Andrey Jivsov openpgp at brainhub.org
Mon Dec 17 21:22:11 CET 2012


On 12/17/2012 06:23 AM, Daniel Kahn Gillmor wrote:
> On 12/17/2012 02:28 AM, Andrey Jivsov wrote:
>> Now my denial of the signature looks convincing: the fingerprint is
>> correct and is exactly the one that was on my page at the alleged time
>> of signing, but the signature doesn't verify. I hire 3d party experts to
>> record the current state of things and will rely on their statement for
>> the repudiation.
>>
>> ( Of course the accuser forgot to cache my old key. )
>
> I'm unconvinced of this as a realistic threat.  For one thing, all
> OpenPGP implementations i've seen cache keys by default.

The products that work as mail gateways can work with millions of user 
keys. These discovered keys are not cached indefinitely (I know one such 
a product).

This is different from end-user products/usage model.

>
> For another thing, if all the stars are aligned as you suggest, then all
> i need to do to repudiate it is simply remove the key in the first
> place.  No key, no verification.
>
> So if we are to consider this a vulnerability, i don't think it is a
> problem that is solved by a more-collision-resistant fingerprint.
>

If we can count on removing the keys, the collision resistance has no 
opportunity to play out. Here we are discussing the issue from the 
somewhat academic point of view. The question is what additional 
problems creep in when fingerprints are not collision resistant.

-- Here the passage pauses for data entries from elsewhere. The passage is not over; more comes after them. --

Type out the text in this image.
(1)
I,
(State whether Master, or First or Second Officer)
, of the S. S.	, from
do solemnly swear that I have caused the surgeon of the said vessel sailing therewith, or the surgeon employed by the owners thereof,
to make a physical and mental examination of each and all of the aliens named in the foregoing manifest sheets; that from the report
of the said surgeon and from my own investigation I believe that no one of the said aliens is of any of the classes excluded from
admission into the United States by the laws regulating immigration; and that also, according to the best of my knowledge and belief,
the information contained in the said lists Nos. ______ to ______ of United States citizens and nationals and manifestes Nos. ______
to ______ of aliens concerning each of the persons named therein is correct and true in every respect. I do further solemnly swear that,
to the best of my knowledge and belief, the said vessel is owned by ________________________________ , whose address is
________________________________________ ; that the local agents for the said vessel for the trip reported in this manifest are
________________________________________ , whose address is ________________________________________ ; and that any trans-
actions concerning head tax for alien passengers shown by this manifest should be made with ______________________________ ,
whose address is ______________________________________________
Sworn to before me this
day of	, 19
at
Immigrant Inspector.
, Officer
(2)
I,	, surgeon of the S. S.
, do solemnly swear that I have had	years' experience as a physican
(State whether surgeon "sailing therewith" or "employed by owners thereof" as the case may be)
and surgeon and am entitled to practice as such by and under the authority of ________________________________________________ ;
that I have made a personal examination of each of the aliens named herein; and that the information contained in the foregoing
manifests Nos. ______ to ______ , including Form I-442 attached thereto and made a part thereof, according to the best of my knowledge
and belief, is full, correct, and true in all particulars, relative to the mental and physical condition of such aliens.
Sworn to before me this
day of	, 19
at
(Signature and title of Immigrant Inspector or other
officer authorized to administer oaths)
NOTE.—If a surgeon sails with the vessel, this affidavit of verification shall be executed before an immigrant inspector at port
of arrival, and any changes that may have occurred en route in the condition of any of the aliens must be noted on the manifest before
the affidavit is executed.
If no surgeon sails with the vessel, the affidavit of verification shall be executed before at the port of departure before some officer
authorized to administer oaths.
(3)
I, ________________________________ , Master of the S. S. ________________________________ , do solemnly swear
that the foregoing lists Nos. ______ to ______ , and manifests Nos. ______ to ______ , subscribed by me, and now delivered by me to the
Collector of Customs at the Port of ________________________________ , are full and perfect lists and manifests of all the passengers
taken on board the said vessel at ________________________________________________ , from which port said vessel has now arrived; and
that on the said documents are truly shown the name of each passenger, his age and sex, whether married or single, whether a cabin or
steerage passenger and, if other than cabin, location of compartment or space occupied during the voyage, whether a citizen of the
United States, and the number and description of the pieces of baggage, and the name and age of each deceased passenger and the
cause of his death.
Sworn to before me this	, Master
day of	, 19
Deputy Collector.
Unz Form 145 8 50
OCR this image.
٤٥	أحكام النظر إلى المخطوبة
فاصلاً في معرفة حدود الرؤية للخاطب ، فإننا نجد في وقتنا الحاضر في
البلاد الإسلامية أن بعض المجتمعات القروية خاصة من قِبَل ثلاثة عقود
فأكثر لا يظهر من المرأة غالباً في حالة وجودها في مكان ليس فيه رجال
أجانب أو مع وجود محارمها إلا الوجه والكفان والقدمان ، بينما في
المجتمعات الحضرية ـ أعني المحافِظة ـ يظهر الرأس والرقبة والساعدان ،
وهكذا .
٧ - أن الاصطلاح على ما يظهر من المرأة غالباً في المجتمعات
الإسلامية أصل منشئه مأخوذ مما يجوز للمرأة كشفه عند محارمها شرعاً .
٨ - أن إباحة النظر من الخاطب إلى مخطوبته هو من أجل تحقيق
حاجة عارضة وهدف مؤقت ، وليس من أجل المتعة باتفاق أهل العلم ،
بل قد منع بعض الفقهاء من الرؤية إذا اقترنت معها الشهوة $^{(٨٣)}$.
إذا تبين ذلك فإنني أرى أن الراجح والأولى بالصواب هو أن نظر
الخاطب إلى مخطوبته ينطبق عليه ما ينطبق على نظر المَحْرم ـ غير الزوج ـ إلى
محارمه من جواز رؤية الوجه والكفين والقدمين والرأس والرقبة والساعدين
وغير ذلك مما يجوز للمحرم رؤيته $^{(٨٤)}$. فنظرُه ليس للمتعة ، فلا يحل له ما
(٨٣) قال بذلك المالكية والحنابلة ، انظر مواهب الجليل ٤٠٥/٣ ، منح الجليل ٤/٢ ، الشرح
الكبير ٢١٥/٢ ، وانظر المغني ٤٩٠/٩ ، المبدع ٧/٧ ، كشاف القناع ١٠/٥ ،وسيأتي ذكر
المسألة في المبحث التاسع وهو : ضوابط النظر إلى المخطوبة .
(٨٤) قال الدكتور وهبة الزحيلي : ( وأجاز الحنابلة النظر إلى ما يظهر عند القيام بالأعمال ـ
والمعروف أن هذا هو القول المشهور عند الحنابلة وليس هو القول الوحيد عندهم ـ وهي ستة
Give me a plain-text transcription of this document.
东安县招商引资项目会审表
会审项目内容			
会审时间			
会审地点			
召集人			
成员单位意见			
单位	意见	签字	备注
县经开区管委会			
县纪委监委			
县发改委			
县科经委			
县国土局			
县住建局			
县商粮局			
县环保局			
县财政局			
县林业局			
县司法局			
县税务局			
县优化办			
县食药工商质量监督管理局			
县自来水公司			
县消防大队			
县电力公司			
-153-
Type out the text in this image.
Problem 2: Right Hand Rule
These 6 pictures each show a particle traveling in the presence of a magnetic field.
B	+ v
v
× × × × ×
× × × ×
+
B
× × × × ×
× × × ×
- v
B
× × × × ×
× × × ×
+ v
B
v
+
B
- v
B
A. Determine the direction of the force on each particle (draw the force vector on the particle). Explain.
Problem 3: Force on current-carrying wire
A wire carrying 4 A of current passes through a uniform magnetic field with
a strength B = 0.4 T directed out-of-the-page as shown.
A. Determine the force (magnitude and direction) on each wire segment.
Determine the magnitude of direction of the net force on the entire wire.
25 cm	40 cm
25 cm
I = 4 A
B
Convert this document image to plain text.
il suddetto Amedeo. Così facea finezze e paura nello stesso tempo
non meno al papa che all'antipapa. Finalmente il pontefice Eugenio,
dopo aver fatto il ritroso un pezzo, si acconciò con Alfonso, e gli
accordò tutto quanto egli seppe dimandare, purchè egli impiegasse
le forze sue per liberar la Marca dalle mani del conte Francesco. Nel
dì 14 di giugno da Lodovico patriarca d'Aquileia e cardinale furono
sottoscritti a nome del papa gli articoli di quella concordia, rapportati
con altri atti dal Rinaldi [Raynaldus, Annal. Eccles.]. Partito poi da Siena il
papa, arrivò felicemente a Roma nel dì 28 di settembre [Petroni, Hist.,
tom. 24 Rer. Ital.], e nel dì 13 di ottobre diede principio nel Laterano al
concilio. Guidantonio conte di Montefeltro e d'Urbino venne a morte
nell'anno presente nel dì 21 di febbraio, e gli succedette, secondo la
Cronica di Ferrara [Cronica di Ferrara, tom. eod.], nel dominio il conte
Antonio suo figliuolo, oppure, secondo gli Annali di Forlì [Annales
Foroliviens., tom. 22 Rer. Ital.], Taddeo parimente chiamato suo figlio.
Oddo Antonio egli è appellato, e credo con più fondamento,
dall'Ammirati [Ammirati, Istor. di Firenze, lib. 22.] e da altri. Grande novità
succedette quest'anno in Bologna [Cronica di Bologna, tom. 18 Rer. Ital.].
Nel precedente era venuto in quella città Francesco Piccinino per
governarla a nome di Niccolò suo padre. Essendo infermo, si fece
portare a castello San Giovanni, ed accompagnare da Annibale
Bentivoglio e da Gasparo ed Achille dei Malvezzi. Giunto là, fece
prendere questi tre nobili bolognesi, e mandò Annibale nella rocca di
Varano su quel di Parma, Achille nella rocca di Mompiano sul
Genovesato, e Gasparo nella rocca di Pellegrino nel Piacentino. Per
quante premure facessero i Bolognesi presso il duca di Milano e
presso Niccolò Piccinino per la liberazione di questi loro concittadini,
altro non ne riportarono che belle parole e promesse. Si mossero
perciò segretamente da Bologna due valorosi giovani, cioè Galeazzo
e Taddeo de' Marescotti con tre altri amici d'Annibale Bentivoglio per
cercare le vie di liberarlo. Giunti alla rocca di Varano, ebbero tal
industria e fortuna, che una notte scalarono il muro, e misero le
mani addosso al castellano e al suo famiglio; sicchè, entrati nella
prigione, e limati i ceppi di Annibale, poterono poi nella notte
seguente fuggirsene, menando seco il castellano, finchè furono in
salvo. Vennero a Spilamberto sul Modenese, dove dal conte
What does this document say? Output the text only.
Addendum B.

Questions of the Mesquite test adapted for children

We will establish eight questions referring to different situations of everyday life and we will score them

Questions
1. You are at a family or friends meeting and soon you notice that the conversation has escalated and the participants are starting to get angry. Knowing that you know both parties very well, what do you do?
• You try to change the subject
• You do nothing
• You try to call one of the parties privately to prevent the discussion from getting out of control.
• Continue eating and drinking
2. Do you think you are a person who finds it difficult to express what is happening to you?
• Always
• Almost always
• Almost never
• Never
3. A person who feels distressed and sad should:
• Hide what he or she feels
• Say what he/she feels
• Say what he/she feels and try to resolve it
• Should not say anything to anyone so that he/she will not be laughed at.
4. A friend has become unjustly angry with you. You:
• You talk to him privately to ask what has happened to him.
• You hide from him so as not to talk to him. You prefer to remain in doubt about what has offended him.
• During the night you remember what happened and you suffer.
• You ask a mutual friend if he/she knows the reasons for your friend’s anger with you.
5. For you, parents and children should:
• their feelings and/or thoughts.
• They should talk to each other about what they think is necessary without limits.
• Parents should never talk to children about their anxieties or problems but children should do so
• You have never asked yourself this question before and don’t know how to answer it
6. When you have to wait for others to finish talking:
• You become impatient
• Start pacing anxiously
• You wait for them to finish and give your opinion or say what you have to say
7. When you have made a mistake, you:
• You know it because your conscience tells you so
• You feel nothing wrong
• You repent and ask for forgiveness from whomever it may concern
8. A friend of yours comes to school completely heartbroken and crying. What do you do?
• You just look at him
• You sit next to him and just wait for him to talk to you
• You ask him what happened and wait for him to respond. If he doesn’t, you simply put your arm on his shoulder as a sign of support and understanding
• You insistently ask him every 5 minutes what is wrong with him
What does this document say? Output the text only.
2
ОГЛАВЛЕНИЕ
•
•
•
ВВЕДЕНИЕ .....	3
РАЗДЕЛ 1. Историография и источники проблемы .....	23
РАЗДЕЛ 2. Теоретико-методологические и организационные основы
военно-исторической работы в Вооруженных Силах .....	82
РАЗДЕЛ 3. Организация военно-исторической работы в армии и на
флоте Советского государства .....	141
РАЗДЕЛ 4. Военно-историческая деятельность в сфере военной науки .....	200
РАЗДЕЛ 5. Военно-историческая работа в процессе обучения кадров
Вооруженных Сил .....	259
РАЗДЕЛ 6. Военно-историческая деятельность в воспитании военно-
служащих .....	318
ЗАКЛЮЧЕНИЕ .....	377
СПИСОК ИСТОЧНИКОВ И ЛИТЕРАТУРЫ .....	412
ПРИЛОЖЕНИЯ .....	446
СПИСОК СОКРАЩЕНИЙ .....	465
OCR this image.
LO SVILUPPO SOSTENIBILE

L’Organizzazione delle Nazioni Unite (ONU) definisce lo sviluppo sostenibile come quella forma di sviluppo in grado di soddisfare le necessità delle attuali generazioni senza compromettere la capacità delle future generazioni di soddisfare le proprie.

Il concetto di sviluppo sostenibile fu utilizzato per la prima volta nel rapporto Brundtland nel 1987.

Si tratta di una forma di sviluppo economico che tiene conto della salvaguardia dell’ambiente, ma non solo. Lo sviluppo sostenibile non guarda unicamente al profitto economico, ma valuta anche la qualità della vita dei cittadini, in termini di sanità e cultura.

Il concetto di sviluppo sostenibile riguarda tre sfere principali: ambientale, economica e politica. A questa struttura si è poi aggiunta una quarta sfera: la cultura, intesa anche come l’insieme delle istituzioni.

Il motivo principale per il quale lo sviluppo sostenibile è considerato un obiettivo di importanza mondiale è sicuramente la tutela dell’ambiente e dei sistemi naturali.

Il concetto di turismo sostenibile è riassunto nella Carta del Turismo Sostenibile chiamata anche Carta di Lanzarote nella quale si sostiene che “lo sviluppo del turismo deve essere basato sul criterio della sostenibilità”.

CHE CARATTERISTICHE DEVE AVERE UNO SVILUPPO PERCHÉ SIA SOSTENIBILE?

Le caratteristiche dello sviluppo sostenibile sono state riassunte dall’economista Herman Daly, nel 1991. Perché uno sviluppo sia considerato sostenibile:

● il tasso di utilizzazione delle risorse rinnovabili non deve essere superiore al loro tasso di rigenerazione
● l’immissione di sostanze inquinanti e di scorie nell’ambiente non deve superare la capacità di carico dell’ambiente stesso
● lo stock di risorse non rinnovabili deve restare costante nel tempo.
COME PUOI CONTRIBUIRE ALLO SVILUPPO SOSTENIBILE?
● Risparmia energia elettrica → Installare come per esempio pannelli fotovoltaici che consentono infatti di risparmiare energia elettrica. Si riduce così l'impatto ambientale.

I don't think one has a convincing story in front of the court saying 
that he lost the key pair.

> So i'm still left with the sense that OpenPGP's key fingerprint
> mechanism is reliant on resistance to a pre-image attack, and is *not*
> concerned with its collision resistance.

Without special wording anywhere about weaknesses of fingerprints, 
OpenPGP fingerprints can be used in protocols that depend on collision 
resistance, as well as in protocols that don't.